Bugün, emekçi sınıflara karşı yapılan bu hamlenin boşa düştüğü görülüyor.

Ne işçi sınıfının politik öncüleri siyasal mücadelenin dışına itilebildi ne de Kürt ulusal direnişini zor yoluyla bastırmakta başarılı olunabildi. Kuzey Suriye'yi ilhak ve medya savunma alanlarını işgal hamlesi ise günü kurtaran kazanımların ötesine geçmediği gibi bugünden bakıldığında daha büyük politik, sosyal ve ekonomik krizler doğurdu.

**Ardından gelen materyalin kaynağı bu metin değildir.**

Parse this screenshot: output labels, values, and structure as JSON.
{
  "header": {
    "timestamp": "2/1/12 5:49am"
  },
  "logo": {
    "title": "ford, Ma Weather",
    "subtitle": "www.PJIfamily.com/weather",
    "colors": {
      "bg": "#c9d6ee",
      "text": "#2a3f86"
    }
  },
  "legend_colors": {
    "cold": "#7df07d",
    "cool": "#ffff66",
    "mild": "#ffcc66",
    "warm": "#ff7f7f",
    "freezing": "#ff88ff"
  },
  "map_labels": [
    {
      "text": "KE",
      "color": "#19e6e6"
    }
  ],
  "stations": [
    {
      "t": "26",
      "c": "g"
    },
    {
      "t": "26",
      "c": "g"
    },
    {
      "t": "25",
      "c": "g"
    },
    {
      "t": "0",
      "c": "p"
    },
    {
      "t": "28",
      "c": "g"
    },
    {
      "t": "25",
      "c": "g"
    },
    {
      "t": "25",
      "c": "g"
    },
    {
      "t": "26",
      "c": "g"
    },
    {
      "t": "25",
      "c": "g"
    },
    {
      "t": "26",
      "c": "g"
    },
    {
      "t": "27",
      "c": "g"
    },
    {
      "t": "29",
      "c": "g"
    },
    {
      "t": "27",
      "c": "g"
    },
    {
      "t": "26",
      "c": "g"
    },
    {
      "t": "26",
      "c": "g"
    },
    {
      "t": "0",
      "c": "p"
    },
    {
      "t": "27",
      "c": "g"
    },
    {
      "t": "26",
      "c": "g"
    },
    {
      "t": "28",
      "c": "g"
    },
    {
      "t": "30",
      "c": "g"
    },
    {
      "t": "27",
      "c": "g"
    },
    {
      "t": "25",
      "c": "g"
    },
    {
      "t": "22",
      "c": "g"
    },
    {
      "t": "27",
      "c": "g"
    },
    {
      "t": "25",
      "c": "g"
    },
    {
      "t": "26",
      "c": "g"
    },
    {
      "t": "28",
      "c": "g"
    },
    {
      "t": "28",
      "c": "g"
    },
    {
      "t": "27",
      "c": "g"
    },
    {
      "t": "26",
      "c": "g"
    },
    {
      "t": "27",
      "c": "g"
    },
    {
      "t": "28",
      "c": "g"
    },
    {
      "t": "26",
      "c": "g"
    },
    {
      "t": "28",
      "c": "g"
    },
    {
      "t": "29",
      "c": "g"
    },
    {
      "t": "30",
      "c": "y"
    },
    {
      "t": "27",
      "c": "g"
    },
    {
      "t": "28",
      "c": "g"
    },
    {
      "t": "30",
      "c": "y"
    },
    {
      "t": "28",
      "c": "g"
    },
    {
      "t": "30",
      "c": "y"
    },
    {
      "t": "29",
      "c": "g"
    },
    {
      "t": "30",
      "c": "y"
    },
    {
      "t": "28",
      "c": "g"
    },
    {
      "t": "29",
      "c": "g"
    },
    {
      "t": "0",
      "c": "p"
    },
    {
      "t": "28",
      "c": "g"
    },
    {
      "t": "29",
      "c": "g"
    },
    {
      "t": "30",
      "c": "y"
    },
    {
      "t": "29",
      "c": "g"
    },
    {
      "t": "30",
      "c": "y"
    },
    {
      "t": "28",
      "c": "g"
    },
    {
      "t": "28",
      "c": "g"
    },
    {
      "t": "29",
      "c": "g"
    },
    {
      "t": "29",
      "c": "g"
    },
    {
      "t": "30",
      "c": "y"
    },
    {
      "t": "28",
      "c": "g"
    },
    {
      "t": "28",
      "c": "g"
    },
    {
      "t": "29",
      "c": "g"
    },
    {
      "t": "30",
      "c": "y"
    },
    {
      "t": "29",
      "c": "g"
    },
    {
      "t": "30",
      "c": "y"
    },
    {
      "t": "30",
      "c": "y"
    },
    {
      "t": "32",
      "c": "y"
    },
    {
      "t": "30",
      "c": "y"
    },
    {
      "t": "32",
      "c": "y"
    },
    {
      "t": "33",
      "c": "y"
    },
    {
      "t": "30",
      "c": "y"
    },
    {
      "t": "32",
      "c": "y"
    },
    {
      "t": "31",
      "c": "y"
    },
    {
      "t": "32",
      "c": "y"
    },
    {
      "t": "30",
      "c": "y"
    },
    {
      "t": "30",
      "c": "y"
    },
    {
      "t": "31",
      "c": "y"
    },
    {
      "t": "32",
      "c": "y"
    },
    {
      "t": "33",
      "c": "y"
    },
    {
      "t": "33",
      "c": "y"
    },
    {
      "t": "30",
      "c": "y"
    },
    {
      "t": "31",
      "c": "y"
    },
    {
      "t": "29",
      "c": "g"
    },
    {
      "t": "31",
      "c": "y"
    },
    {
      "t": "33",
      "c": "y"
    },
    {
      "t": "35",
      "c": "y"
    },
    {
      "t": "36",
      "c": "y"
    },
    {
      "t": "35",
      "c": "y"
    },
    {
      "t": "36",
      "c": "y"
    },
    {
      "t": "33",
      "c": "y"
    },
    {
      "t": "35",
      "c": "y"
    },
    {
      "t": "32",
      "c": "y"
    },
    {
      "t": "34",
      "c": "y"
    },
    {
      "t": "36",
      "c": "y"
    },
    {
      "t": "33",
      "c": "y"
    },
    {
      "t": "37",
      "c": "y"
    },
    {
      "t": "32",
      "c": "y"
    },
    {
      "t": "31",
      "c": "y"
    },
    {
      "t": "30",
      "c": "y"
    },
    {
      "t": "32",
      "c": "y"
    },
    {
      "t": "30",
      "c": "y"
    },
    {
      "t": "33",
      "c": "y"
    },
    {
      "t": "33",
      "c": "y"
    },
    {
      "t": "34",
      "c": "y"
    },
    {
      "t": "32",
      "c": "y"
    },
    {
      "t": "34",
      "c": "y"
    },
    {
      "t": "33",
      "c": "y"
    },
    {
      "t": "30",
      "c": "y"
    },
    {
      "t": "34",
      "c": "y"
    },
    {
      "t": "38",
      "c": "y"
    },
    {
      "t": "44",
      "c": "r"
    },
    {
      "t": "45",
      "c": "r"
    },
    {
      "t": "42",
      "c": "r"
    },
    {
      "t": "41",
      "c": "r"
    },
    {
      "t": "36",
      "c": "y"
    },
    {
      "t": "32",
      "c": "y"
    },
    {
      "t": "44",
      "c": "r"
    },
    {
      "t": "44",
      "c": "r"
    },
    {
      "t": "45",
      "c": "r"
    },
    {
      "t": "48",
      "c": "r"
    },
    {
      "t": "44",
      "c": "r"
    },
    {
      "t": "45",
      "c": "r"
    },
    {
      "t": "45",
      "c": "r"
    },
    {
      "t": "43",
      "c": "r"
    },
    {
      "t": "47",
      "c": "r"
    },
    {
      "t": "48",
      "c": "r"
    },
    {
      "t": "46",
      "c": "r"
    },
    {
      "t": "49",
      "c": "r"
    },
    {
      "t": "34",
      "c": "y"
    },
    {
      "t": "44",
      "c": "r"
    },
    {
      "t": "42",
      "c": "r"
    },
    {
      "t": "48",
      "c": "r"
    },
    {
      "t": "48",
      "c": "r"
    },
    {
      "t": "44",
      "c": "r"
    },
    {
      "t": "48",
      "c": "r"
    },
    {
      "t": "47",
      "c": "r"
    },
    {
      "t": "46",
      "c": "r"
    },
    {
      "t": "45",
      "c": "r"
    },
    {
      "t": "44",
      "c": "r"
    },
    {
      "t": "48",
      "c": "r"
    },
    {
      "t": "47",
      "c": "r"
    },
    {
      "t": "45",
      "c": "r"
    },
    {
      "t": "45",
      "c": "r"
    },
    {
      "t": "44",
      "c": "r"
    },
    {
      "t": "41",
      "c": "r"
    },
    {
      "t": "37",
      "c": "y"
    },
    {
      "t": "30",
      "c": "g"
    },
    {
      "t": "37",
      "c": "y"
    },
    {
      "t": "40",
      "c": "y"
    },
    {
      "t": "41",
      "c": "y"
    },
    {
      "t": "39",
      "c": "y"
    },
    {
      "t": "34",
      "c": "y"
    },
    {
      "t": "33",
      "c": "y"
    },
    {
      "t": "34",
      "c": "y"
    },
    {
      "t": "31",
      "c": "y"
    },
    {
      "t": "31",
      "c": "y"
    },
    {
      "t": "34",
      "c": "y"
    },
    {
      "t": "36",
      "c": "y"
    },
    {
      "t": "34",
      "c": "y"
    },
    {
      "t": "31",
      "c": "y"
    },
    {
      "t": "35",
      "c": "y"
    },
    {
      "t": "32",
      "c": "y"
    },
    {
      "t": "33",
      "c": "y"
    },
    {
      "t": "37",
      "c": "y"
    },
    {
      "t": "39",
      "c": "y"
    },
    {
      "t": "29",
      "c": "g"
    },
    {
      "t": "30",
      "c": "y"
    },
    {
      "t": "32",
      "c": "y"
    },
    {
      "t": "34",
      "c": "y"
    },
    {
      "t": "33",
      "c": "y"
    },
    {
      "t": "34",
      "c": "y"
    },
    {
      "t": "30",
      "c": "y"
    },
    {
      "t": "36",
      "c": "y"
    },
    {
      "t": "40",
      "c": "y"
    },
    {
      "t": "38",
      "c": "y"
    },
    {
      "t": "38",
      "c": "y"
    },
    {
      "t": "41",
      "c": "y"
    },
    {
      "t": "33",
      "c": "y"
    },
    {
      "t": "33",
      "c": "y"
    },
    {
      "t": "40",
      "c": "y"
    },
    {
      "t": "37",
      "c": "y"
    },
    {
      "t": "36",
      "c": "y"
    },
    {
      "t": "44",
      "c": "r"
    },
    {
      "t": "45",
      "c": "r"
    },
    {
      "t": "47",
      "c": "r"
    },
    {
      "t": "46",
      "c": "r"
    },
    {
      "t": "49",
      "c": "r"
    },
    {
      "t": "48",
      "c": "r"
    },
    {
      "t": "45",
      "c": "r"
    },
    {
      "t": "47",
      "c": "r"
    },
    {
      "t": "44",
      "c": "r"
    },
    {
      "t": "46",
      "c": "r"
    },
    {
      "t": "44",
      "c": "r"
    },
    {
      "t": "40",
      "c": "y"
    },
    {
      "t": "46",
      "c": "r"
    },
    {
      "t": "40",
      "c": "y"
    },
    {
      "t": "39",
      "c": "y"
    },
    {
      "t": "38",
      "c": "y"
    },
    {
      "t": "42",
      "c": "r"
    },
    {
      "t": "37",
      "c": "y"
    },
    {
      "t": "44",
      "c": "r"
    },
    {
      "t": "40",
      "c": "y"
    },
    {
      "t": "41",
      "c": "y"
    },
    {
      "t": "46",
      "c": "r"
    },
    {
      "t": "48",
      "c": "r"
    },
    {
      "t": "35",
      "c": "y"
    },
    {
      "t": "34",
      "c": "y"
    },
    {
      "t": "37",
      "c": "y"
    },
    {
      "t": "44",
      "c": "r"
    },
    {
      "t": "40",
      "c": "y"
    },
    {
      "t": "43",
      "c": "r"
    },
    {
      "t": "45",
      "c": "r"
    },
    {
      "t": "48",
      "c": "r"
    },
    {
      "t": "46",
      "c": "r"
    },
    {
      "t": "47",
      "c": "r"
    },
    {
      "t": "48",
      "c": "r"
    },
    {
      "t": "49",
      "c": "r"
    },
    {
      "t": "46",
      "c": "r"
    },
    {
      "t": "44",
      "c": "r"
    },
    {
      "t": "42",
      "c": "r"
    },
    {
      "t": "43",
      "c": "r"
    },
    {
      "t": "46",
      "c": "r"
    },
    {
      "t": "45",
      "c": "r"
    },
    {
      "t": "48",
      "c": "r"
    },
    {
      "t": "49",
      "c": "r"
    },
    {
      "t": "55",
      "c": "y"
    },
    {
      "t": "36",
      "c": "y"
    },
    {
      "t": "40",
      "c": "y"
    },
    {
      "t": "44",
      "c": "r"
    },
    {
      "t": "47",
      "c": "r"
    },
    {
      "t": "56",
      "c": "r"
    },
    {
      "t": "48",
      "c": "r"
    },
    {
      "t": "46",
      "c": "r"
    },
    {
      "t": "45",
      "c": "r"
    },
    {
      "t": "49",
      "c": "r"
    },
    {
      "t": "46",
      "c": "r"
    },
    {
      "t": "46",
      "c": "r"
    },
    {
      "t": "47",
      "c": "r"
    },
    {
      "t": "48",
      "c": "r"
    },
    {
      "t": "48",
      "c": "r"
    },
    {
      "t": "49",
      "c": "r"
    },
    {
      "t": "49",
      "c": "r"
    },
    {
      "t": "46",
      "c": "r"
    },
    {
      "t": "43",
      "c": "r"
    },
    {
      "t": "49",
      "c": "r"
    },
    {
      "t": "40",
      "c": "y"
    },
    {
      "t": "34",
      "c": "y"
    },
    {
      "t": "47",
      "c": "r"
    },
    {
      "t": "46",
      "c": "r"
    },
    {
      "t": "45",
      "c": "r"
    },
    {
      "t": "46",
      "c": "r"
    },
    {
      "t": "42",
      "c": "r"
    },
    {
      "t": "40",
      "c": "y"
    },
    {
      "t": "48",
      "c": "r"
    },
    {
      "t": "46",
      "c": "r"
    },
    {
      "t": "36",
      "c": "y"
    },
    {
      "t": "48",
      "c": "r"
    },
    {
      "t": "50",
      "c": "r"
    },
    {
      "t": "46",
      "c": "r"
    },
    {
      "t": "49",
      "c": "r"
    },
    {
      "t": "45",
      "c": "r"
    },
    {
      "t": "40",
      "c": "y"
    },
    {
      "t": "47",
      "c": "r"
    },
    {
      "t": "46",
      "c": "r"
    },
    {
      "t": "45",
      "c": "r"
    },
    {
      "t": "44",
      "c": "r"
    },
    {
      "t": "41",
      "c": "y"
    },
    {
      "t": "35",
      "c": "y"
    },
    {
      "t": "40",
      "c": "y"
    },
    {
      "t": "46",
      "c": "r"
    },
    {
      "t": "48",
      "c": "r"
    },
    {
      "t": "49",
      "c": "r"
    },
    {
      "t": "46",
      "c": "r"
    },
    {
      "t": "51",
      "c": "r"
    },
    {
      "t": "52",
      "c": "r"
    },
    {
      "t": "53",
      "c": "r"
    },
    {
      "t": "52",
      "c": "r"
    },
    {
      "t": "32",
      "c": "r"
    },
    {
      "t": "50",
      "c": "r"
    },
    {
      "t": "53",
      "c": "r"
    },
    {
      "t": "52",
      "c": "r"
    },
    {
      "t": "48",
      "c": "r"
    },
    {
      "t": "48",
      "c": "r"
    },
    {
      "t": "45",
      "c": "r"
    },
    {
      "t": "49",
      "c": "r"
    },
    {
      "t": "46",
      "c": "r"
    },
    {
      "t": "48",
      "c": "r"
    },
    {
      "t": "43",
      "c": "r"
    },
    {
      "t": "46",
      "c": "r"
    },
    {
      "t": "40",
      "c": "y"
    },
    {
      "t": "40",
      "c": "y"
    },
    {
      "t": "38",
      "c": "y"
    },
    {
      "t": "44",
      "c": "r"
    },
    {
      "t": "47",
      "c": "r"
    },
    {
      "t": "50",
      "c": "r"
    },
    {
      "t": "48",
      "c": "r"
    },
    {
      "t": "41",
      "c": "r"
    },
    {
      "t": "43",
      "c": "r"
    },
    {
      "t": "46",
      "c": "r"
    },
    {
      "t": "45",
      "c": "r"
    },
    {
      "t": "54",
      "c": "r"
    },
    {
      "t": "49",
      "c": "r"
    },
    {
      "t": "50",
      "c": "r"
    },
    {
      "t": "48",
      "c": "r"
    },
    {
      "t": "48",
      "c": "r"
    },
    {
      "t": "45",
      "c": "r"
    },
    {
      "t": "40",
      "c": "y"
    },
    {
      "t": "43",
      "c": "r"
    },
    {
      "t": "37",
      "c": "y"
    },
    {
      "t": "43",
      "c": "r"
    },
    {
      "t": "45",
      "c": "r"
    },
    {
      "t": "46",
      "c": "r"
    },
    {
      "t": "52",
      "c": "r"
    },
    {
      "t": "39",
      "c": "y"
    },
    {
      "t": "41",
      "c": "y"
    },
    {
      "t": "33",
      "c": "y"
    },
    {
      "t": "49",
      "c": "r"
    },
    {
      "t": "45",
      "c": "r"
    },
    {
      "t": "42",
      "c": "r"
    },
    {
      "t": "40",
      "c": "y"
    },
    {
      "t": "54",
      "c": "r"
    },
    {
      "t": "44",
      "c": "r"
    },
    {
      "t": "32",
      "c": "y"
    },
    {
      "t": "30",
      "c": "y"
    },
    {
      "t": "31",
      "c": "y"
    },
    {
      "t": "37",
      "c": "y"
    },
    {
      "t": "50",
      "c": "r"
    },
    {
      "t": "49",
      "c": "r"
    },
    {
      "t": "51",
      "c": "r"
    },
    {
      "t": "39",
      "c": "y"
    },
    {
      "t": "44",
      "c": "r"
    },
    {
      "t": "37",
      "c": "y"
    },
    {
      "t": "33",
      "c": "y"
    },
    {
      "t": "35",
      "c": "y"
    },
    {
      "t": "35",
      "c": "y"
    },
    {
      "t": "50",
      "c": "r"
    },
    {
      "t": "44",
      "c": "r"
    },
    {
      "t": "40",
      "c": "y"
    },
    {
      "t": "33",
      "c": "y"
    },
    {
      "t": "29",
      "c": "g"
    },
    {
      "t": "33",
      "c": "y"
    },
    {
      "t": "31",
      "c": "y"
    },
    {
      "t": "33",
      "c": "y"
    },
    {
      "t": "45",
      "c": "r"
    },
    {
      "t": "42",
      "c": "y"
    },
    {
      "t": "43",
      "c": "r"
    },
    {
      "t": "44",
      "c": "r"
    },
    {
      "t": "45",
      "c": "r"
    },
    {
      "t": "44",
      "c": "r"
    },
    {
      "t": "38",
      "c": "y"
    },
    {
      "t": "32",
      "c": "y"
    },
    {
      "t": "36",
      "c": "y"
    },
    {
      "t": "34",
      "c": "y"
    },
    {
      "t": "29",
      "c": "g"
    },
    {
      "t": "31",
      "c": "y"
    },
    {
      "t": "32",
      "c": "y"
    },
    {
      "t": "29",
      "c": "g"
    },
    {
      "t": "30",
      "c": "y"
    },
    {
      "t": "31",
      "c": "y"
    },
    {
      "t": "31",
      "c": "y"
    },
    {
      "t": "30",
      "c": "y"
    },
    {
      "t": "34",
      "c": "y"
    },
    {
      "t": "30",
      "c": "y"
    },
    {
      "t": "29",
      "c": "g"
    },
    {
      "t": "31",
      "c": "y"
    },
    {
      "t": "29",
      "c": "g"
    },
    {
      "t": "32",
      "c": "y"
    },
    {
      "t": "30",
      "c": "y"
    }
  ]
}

Egemen kapitalist sınıfın inşa ettiği yeni rejimde başrolü oynayan AKP-MHP ve diğerlerinden oluşan politik islamcı-milliyetçi cephe, bu krizler karşısında gittikçe zayıflıyor. Faşist şeflik rejiminin kurmay merkezi saray iktidarı çözülmeye uğruyor. Kendiliğinden, sessiz bir çözülme değil; siyasal saflaşmaların keskinleştiği, saf değiştirmelerin arttığı, sert çatışmaların yaşanacağı bir sürece doğru hızla evriliyor. Rejimin merkezine yuvalanmış güçlerin klikler haline bölünmesi, iktidar içerisinde süren güç mücadelesi bunun en görünür hali. Egemen sınıflar bu tarz çatlakları "sessizce onarmayı" denese de iktidar kliklerinin kendi iç mücadelesinin bir iç savaşa evrildiğini yakın tarihte cemaat-AKP kavgasında net şekilde gördük.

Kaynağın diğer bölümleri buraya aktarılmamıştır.